En el caso del positivismo, esa preocupación por una moralidad del atraso es bien entendible, pues por un lado su filosofía del progreso de base naturalista lo invitaba a estar seguro de que la modernización resultaba indetenible, pero por el otro advertía síntomas de un pasado oprobioso renuente a correrse de escena.

No deja de ser significativo que, en estos conceptos, el coraje conlleve rasgos degradantes, pues lejos de asociárselo a la magna entereza frente a contextos de amenazante adversidad, queda adherido a la desmesura, al ejercicio descontrolado de una violencia anómala.

Sin embargo, no creamos que esta centralidad caracterológica queda circunscripta al positivismo, pues Jorge Luis Borges la retoma, solo que dándole otros rumbos. La relaciona por cierto con "Martín Fierro", obra con que a veces simpatiza (cuando siendo un joven filoanarquista lo cautivan las penas de un individuo hostigado por el estado) y otras le disgusta (cuando capturada por el peronismo le parece emblema de una neobarbarie). Pero todo el tiempo elogia en ella el momento en que el Sargento Cruz se pone de parte del gaucho acorralado. Momento de coraje digno el de Fierro, momento insigne de amistad el del jefe de la partida que se solidariza con el débil.

Pero la saga no culmina allí. En 1947, John William Cooke dicta una conferencia ("Perspectivas de una economía nacional"), donde realiza una operación simbólica impactante. Incursionando en la geopolítica en plena revolución justicialista, establece los vínculos entre la llanura y los que denomina "hijos de la tierra", pero con efectos diametralmente opuestos a los sindicados por Sarmiento y los positivistas. Aquí el coraje también aparece; solo que no como sinónimo de belicosidad absurda sino como bravura antiimperialista sabiamente conducida por el General Perón.
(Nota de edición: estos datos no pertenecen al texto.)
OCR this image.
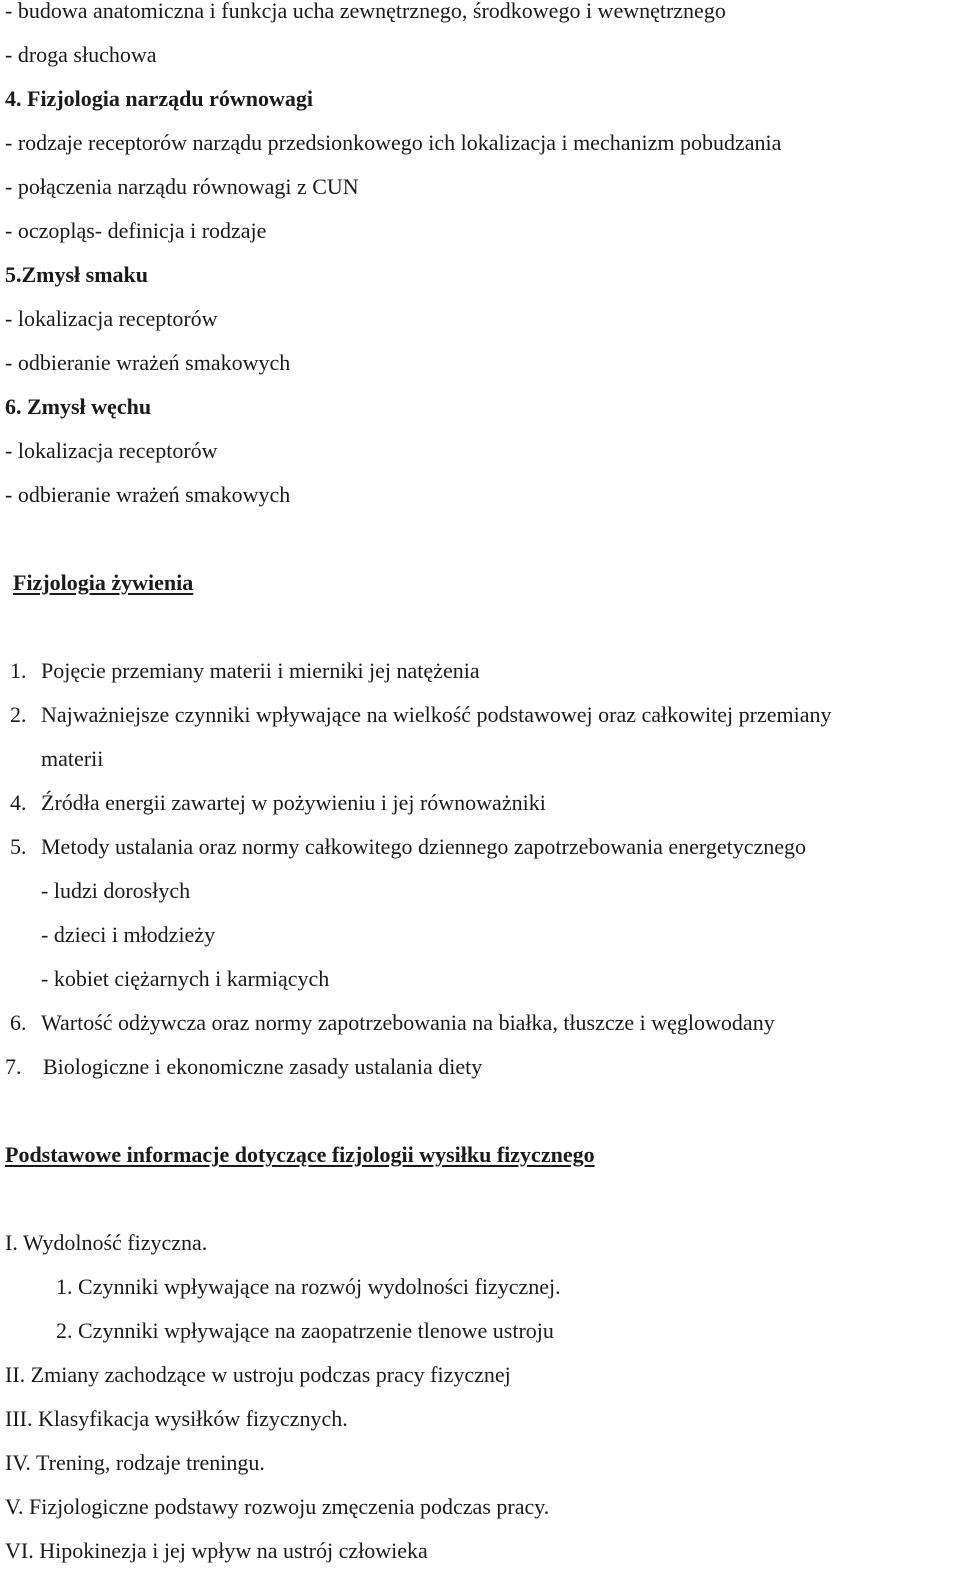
- budowa anatomiczna i funkcja ucha zewnętrznego, środkowego i wewnętrznego
- droga słuchowa
4. Fizjologia narządu równowagi
- rodzaje receptorów narządu przedsionkowego ich lokalizacja i mechanizm pobudzania
- połączenia narządu równowagi z CUN
- oczopląs- definicja i rodzaje
5.Zmysł smaku
- lokalizacja receptorów
- odbieranie wrażeń smakowych
6. Zmysł węchu
- lokalizacja receptorów
- odbieranie wrażeń smakowych
Fizjologia żywienia
1. Pojęcie przemiany materii i mierniki jej natężenia
2. Najważniejsze czynniki wpływające na wielkość podstawowej oraz całkowitej przemiany
materii
4. Źródła energii zawartej w pożywieniu i jej równoważniki
5. Metody ustalania oraz normy całkowitego dziennego zapotrzebowania energetycznego
- ludzi dorosłych
- dzieci i młodzieży
- kobiet ciężarnych i karmiących
6. Wartość odżywcza oraz normy zapotrzebowania na białka, tłuszcze i węglowodany
7. Biologiczne i ekonomiczne zasady ustalania diety
Podstawowe informacje dotyczące fizjologii wysiłku fizycznego
I. Wydolność fizyczna.
1. Czynniki wpływające na rozwój wydolności fizycznej.
2. Czynniki wpływające na zaopatrzenie tlenowe ustroju
II. Zmiany zachodzące w ustroju podczas pracy fizycznej
III. Klasyfikacja wysiłków fizycznych.
IV. Trening, rodzaje treningu.
V. Fizjologiczne podstawy rozwoju zmęczenia podczas pracy.
VI. Hipokinezja i jej wpływ na ustrój człowieka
Esta reconstrucción que proponemos gira en torno a un debate siempre convocante. Y es el de la lectura esencialista de los comportamientos sociales. Puesto de otra manera, de qué manera y hasta qué punto ciertas fijaciones culturales permanecen inmunes a mutaciones epocales o trastocamientos inficionados por cada coyuntura. Estos interrogantes, siempre dilemáticos, se agudizan en el presente, donde proliferan teorías que enfatizan el control tecnológico de nuestro universo neuronal, el éxito biopolítico de las redes sociales o los efectos invencibles de los expertos en comunicación política. Avance arrollador del capitalismo financiero global, combinado con neoliberalismo existencial y el gobierno de los significantes desencarnados por sobre la experiencia vital de los pueblos. Memorias históricas inermes frente al estricto imperio de la bigdata.

 

Sin embargo, en ocasiones, la voz popular recupera su autonomía y se pronuncia. Como si un subsuelo cultural intocado brotase en los momentos en que la nación se acerca agónicamente a la máxima emergencia. Lo vimos sin dudas el 11 de agosto, cuando frente a la coalición de intereses reaccionarios más vigorosa de los últimos tiempos, se repudió en las urnas al pésimo gobierno de Mauricio Macri. Malestares económicos pesaron por cierto, pero también, nos atrevemos a postularlo, la resurrección de un culto al coraje en el instante de más extremo peligro.